When her successor, Carleton Varney, first visited the Greenbrier in 1960, he was overwhelmed: "I had never seen a building quite that enormous, quite that grand," he said. "It was everyone's fantasy Georgian antebellum mansion, the one everyone dreams of occupying, from which women emerge as Scarlett O'Hara and men stride through the library as Rhett Butler."

But the resort doesn't live in the past. Today's guests have more than they can possibly do, even in a week: golf, tennis, swimming, hiking, horseback riding, workouts, croquet, bowling, trap and skeet shooting, platform tennis and carriage rides. In a state-of-the-art $7 million spa, they receive everything from facials and pedicures to medically supervised diet and exercise programs. Shops sell everything from designer clothing to sportswear, jewelry to imported toiletries, porcelain to outdoor gear.

No two guest rooms are alike, but all are decorated in the Greenbrier style. The ultimate is the Presidential Suite, with a library, den, dining room, living room (with grand piano) and seven bedrooms. The duke and duchess of Windsor stayed here; so did Prince Rainier and Princess Grace.

Afternoon tea, with a husband-and-wife pianist and violinist, is a tradition. Meals are social occasions, with formal breakfasts and dinners served in the main dining room and all three meals available in several specialty restaurants, some with a surcharge. The setting calls for a proper manner, which guests respect. A dress code is observed by everyone, including children.

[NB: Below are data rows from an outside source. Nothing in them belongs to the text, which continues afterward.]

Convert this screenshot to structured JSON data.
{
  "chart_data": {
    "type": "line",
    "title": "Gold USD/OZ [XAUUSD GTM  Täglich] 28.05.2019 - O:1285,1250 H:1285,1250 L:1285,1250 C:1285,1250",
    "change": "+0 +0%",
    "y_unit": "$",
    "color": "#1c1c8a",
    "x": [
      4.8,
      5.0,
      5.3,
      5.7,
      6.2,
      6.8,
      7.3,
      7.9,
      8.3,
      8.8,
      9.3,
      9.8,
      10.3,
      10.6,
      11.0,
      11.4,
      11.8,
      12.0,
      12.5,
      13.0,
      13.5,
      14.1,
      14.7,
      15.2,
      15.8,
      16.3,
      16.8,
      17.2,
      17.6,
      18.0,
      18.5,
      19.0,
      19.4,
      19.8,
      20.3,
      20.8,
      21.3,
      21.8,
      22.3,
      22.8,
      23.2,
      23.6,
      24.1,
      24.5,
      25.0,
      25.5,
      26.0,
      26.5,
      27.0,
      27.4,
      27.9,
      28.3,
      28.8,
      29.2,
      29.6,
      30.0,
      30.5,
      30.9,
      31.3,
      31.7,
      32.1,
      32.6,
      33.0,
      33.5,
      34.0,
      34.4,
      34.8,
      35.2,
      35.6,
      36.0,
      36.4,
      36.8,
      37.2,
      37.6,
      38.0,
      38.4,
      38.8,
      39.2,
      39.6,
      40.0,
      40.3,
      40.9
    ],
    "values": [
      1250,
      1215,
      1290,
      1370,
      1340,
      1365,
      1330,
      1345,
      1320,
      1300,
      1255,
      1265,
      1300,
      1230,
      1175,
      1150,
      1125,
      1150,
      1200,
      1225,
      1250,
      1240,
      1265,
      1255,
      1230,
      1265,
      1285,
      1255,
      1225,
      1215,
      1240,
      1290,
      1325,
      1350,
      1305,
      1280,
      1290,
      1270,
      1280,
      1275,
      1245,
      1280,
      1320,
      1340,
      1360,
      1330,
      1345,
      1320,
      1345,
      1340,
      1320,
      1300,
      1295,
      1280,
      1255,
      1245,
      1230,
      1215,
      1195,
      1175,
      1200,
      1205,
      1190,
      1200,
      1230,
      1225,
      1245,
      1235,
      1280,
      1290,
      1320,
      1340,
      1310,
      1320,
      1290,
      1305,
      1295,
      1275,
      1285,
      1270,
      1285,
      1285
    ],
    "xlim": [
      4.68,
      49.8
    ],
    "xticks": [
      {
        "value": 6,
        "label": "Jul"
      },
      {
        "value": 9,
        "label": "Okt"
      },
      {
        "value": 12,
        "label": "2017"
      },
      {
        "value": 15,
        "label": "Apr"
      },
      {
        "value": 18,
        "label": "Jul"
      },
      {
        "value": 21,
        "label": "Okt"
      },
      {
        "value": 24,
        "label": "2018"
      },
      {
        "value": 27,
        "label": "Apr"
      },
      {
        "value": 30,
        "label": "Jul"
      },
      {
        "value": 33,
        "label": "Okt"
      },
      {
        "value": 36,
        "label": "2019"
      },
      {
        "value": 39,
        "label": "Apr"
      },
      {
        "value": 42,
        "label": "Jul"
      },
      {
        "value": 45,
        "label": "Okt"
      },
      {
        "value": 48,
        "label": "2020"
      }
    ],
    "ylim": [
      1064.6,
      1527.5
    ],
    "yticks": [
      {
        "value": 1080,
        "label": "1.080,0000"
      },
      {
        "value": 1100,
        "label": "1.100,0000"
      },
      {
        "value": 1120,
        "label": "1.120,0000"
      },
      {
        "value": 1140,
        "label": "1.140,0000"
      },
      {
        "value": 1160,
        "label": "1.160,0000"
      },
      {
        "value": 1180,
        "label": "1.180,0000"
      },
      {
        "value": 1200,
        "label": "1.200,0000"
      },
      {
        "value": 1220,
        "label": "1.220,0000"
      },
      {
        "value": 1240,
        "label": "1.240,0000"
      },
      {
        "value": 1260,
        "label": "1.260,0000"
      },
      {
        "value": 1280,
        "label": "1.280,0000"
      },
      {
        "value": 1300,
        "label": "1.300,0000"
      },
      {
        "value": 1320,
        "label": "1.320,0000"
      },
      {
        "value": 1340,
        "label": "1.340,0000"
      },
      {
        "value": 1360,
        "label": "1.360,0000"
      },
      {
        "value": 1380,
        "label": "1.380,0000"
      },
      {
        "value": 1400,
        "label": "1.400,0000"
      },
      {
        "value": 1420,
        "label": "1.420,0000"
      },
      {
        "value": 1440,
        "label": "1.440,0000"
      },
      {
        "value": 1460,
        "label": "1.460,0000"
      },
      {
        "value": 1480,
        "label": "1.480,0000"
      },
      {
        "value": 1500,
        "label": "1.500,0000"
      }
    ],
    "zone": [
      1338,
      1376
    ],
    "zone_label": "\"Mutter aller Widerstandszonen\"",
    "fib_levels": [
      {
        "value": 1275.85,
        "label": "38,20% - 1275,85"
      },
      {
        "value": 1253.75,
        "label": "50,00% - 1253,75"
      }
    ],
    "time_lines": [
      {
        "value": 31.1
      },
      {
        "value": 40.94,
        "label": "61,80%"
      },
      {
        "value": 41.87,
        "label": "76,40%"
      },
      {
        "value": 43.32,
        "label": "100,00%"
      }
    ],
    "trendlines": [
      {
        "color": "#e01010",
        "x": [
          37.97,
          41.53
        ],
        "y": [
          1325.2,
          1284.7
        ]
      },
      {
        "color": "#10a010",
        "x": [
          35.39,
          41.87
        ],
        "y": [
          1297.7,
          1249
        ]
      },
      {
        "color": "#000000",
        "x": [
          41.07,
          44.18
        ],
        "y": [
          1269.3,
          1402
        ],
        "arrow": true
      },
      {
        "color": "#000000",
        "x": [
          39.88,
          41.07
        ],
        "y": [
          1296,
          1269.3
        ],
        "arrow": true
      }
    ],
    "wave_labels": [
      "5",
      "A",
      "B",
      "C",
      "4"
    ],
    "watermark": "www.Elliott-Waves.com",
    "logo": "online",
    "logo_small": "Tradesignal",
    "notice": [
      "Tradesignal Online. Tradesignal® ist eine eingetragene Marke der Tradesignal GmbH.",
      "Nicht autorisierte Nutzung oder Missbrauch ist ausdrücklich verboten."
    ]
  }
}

At night, dancing is the main attraction, along with recent movies (such as "Hunt for Red October," "Driving Miss Daisy," "Steel Magnolias" and "Back to the Future III") in a full-size theater with a full-size screen.

Just two years younger than the United States, the Greenbrier is an American classic.

If you go

Planning a trip to the Greenbrier? Here's what you need to know:

Information: The Greenbrier, White Sulphur Springs, W.Va. 24986 (800-624-6070), or travel agents.

Getting there: The nearest airport is at Lewisburg Airport, W.Va.; travel agents can make reservations. Greenbrier shuttles meet every scheduled flight.

Cost: Rates, including breakfast and dinner daily, are $145-$198 per person, double, plus a daily service charge of $11.75 per person in lieu of tipping. Suites, guest cottages, guest houses and estate houses also are available.

Packages: Now through Sept. 3, the Greenbrier offers a Family Summer Vacation Program with daily rates starting at $290 for two parents and two children, including breakfast and dinner daily in the main dining room. A two-day minimum stay is required.

Golf packages, effective through Oct. 31, start at $374-$390 per person, double, and include two nights' accommodations, four meals and three days of unlimited golf.

Tennis packages, effective through Oct. 31, start at $322-$402 per person, double, including two nights' accommodations, four meals, two hours of outdoor tennis playing time (or one hour indoors) daily and tennis clinics.